On immigration, the two presidents said they do not support open borders or illegal immigration, nor the candidates they support.

Pozzi said there was a need to complete the border wall that began under former President Donald Trump and secure the remaining openings, noting that there are many people waiting a long time to come to the country than those who arrive illegally jump ahead.

While the wall as a solution is there, Wagner said it was necessary to go beyond that and address the root cause of why people who risk their lives come here illegally. This includes increasing funding so the immigration process doesn’t take as long as agencies are understaffed and working with Latin American countries to explain why these people feel the need to flee.

On gun control, both agree there is something that needs to be done.

Pozzi said he thinks strict adherence to existing gun laws, including laws that bar felons, domestic abusers and people with documented histories of mental illness, will help. However, a gun registry would not help prevent shootings.







Conversations with county presidents

Participants join the Conversations with County Presidents debate via videoconference Wednesday night at the University of Houston-Victoria.



Wagner said he thought a broader discussion of the first half of the meaning of the Second Amendment was needed; just like other reasonable firearm regulations, since the amendment and the regulation are not mutually exclusive. If a settlement can be put in place to save just one child, it’s worth it, he said.

On local issues, Pozzi didn’t offer an opinion, but Wagner noted the importance of staying involved in your local politics.

For example, the local discussion around LGBTQ books at the library was the result of citizens showing up to meetings and making their voices heard. Only then did the commissioners’ court and city council address it, Wagner said.

He also noted that being involved doesn’t just mean voting. He also participates in the decision-making process of local officials, such as serving on a board of directors, he said.







Conversations with county presidents

Victoria County Democratic Party Chairman Woodrow Wilson Wagner II responds to a question from moderators Wednesday night at UHV.



Wagner and Pozzi talk to each other frequently and regularly help each other despite their differing viewpoints, they said.

“We have a relationship, and isn’t that what we need if we’re going to fix any of these issues,” Wagner said. “It starts with a conversation.”

Pozzi agreed, noting that if everyone got more involved in government, people would be much better off.

“The fact that we were able to have these two amazing community leaders here tonight and not just have a civil debate, but really relay information to our students about the importance of voting and that was a very special opportunity,” Sarah Stanaland , Association of Future Advocates president, said. “We couldn’t be happier with the evening.







Conversations with county presidents

Republican Party Chairman Bill Pozzi answers a question from moderators Wednesday night at the University of Houston-Victoria.



The event gave some students a new perspective on how to participate in the political process, such as sophomore UHV nursing students Katelyn Dodds, 20, and Courtney Clarke, 23.

“We enjoyed seeing that it wasn’t just a fight.
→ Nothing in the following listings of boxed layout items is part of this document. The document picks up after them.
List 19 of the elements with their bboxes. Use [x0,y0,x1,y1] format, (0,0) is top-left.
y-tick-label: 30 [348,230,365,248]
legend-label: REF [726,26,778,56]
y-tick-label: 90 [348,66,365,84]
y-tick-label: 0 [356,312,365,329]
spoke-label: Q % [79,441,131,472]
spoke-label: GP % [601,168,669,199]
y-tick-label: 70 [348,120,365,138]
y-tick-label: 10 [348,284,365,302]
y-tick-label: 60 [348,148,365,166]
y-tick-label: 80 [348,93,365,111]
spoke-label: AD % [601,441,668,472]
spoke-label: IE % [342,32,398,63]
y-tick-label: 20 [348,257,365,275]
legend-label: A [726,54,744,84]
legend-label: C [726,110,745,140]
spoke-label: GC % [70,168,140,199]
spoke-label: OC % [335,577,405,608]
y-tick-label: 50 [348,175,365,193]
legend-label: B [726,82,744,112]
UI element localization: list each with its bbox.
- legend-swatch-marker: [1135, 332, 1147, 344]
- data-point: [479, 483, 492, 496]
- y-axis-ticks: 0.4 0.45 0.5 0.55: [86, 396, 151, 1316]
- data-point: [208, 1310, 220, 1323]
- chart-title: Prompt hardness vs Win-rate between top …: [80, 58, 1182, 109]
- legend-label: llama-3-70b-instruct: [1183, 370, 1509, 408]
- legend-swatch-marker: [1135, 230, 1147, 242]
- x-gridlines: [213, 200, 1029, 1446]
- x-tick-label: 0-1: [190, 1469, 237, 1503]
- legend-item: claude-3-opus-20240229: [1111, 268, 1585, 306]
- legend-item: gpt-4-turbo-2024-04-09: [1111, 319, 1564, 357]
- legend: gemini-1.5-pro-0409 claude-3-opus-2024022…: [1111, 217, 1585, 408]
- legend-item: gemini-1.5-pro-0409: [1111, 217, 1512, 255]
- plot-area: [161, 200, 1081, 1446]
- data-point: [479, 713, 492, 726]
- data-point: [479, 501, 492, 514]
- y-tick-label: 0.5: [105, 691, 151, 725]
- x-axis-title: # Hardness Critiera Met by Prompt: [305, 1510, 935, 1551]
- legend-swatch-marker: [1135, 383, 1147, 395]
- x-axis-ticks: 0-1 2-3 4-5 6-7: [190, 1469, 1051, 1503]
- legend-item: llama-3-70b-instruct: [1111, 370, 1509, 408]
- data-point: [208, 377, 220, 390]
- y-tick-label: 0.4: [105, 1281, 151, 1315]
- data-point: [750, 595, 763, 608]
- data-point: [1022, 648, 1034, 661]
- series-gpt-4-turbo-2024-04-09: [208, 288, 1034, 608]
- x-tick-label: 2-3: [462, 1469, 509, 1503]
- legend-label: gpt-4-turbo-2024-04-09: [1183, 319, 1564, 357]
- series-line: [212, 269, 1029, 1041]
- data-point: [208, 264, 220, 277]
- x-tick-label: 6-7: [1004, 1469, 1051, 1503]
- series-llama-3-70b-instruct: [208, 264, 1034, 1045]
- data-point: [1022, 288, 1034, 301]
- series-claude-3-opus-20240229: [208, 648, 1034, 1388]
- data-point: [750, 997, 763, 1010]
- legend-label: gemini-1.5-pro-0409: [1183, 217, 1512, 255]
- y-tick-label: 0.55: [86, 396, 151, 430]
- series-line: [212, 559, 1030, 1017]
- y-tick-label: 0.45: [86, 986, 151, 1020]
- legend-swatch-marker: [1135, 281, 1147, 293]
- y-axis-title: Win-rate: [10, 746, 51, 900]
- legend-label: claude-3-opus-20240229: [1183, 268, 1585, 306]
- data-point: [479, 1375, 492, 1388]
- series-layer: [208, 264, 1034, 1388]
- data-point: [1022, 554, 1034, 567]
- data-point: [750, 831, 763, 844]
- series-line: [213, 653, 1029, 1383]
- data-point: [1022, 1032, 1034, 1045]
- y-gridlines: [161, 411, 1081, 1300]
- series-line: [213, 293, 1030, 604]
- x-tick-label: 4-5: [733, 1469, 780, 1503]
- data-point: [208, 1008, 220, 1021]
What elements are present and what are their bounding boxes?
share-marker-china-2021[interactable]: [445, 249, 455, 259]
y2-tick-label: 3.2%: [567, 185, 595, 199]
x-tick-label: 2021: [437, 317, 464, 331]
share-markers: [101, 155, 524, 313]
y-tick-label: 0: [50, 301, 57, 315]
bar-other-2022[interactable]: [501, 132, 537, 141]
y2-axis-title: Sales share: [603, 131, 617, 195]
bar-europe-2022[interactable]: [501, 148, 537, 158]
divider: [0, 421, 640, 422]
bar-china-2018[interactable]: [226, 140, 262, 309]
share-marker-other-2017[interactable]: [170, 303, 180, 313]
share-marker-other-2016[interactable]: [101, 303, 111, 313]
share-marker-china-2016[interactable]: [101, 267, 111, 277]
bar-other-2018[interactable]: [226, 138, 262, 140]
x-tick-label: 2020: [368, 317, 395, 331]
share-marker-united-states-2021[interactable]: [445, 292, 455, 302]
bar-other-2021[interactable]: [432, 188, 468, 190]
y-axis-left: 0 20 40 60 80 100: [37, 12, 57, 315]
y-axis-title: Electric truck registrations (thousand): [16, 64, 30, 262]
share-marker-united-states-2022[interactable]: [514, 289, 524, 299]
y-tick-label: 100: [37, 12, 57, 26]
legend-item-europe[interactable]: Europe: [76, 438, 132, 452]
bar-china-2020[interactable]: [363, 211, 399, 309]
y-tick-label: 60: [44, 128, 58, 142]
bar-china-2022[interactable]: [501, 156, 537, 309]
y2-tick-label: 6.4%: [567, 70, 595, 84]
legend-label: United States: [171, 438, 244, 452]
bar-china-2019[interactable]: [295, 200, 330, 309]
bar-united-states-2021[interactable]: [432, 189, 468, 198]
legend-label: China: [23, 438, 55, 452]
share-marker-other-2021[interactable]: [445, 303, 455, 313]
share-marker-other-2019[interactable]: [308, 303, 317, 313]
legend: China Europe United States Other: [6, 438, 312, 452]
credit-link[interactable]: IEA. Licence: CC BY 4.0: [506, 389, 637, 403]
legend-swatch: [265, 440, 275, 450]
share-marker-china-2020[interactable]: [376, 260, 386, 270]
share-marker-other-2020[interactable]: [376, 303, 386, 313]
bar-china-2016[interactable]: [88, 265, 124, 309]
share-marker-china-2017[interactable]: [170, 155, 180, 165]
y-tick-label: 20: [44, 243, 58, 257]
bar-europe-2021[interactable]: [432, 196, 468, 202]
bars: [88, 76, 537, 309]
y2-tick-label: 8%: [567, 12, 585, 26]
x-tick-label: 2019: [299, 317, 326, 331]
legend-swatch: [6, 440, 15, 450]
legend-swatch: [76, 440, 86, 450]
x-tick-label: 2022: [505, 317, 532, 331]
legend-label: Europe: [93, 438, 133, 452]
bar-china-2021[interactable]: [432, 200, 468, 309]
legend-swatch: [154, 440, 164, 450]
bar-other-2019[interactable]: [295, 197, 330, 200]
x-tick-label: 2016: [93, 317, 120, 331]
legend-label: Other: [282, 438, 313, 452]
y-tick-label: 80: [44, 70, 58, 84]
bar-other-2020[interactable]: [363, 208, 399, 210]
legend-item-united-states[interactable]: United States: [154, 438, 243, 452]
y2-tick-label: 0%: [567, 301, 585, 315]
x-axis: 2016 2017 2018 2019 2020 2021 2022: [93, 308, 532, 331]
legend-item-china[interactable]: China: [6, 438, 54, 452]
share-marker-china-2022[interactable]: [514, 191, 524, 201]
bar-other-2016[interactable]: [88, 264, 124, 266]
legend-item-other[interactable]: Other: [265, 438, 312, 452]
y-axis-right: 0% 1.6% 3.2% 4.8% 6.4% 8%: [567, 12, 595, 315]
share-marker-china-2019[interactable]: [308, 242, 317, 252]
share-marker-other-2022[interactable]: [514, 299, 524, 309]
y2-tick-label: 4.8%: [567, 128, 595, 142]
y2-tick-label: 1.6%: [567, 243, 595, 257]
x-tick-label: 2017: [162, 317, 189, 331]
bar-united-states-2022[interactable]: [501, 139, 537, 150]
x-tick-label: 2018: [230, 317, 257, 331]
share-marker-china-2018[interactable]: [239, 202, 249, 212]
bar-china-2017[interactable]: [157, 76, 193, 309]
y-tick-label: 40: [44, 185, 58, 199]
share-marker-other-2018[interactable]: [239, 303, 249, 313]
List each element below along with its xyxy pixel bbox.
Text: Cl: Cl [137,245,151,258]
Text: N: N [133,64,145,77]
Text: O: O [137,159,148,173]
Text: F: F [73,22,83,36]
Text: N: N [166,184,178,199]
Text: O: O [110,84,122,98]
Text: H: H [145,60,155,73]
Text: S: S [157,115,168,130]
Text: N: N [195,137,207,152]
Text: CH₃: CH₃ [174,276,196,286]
We could see both sides of the coin and we could see they were in agreement on a lot of things,” Dodds said.







Conversations with county presidents

University of Houston-Victoria students listen to a debate between the presidents of the Republican and Democratic county parties Wednesday night at the University of Houston-Victoria.



Often in the media, politics is very divisive, Clarke said. However, seeing how the debate unfolded was refreshing and made him and Dodds want to get involved.

“I think coming tonight has definitely opened up my thought process a bit more,” she said. “It was very different from what I expected. I love how they made it very welcoming.

Kyle Cotton was born and raised in San Antonio and graduated from San Antonio College and the University of Texas at Arlington. Cotton covered economic development, healthcare, finance, government, technology, oil and gas, and higher education.